Value of the fund = Total units of policy x NAV (Net Asset Value)

Well, discontinuing your premium payment will disrupt your savings as well as financial goals. In such case, you can approach your insurance company and ask for the revival of discontinued policy within the stipulated timelines. Also, you will have to pay all the unpaid premiums.

ULIP plan is a combination of investment and insurance. Thus, one must hold this plan for a duration of at least 10 years so as to get investment benefits out of it. As an early exit will have its own consequences. ULIPs have a lock-in-period of 5 years. Thus, you may surrender your policy before the completion of 5 years, but you will be paid only after the end of 5 years.

Generally, minimum lock-in period for ULIP is 5 consecutive policy years. During this time period, if the policyholder discontinues or surrenders the policy, then he/she will not able to receive any payouts. Withdrawals are only allowed at the end of the lock-in period. In addition to this, if you surrender your policy before the lock-in period ends, then you will have to pay surrender charges as well. Also, it is advisable not to exit your plan after the completion of 5 years of lock-in period, because if you stay invested for a longer duration it will help you reap better benefits.

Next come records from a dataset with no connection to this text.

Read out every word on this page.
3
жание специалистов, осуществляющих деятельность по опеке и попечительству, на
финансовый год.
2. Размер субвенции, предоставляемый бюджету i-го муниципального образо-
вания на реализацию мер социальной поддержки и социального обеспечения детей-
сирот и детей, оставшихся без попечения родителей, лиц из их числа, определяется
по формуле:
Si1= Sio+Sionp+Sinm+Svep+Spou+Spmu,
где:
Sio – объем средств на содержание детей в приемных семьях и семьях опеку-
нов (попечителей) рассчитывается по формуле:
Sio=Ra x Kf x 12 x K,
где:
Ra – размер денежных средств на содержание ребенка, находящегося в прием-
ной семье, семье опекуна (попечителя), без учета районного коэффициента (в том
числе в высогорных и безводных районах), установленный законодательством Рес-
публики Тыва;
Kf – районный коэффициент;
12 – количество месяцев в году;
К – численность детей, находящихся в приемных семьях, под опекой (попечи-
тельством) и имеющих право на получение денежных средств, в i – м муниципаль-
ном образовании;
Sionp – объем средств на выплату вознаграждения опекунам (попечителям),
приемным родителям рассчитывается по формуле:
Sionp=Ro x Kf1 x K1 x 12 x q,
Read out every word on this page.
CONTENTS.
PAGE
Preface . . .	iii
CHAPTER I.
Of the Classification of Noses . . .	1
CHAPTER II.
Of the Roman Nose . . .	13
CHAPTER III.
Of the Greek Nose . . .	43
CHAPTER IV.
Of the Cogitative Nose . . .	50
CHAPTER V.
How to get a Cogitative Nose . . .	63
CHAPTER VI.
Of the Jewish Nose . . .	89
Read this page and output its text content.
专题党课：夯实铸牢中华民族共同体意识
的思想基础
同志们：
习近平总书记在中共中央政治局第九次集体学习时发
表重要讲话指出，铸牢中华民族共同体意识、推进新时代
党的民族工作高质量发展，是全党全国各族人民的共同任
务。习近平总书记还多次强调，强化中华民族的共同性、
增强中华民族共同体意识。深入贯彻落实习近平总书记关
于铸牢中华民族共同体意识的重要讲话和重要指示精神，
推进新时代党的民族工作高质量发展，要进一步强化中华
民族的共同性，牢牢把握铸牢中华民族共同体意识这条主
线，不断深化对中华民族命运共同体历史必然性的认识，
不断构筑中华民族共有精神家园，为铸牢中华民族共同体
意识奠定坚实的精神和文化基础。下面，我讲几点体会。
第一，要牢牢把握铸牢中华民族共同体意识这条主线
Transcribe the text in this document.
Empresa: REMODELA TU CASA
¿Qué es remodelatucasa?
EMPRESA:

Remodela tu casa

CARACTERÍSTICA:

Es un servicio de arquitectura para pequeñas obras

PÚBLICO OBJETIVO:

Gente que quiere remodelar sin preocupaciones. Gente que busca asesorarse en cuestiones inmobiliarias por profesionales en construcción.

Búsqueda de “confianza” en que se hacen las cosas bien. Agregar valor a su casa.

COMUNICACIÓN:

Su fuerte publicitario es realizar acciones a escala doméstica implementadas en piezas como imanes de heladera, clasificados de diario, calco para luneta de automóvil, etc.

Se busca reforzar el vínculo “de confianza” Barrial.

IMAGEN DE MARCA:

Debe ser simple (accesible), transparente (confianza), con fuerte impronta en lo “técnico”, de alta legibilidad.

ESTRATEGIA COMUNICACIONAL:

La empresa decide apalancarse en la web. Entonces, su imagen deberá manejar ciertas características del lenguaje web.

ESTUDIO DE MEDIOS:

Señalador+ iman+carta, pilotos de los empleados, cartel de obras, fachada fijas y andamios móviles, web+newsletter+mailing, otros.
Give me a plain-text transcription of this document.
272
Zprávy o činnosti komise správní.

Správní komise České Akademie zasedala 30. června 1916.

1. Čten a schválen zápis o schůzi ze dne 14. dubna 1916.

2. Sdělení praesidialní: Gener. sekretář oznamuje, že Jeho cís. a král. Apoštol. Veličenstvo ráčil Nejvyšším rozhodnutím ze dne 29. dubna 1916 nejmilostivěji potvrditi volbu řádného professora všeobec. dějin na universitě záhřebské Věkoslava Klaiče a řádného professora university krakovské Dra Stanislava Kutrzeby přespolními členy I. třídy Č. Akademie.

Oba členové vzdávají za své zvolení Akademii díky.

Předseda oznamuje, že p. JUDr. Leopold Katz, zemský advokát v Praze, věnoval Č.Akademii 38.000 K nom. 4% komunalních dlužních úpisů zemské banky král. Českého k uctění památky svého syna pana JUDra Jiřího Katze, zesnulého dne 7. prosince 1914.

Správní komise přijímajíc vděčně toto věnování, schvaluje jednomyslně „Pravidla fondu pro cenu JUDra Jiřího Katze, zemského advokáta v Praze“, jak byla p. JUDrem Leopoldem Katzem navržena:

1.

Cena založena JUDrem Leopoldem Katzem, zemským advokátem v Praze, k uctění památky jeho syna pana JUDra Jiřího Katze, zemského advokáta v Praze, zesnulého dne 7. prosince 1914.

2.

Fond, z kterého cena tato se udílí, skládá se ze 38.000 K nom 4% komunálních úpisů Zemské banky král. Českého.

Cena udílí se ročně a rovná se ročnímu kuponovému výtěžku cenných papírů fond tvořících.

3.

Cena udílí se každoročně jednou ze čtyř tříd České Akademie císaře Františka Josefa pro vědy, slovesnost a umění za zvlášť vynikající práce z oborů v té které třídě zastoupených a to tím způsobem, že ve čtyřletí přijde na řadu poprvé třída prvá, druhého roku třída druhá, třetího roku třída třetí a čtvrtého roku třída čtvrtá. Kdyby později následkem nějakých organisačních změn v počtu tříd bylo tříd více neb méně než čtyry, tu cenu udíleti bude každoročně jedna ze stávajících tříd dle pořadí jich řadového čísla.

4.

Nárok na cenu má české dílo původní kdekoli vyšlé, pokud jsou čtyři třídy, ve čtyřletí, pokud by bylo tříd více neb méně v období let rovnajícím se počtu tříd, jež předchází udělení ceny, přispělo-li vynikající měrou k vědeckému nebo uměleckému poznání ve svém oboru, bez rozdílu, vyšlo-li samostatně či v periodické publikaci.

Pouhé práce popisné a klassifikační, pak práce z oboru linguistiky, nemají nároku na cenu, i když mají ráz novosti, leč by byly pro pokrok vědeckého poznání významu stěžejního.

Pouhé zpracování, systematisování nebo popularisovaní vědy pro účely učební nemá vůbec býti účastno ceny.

The amount that you pay towards the Unit Linked Insurance Policy is eligible for tax deduction as per Section 80C of the Income Tax Act, 1961. This means that the premium amount paid will be deducted under section 80C from your taxable income up to a maximum limit, which is currently ₹1.5 Lakhs. However, the aggregate amount of deductions under section 80C, section 80CCC and 80CCD (1) shall not, in any case, exceed ₹1.5 Lakhs. Also, upon the maturity of the policy, the payout amount you receive will be exempt from income tax, subject to the applicable provisions of Section 10(10D) of the Income Tax Act, 1961.

Here’re the following major benefits of buying ULIP

1. Tax Benefits – It helps you to reduce tax liabilities. This means you are liable to enjoy tax benefits on the premiums paid towards the policy as per Section 80C of the Income Tax Act.

2. Long-term growth– One of the major benefits of buying a ULIP plan is that it offers long-term benefits. ULIPs come with a lock-in period of 5 years which will keep you invested for a longer period.

3. Dual benefits – ULIPs not only offer life coverage but also come with a wide range of investment funds that will help you earn great returns. This includes balanced funds, debt funds or equity funds. You can invest in any of them depending on your need and risk appetite.

4. Flexibility – It gives you the flexibility to switch between funds basis your risk appetite. You could select multiple funds and different investment strategies.

5. Partial withdrawal option – It allows you to make partial withdrawal in case of any uncalled medical emergency or contingency after completion of lock-in period.

ULIP is a perfect investment option if you are looking for long term wealth creation. It could be buying your own house, a new car, going on a long vacation, or your child’s higher education or marriage, ULIP helps you to meet all your long-term financial goals. Moreover, it comes with a lock-in period of 5 years which keep you invested for a longer period and helps you earn better returns. The lock-in period is calculated from the date when the policy is issued.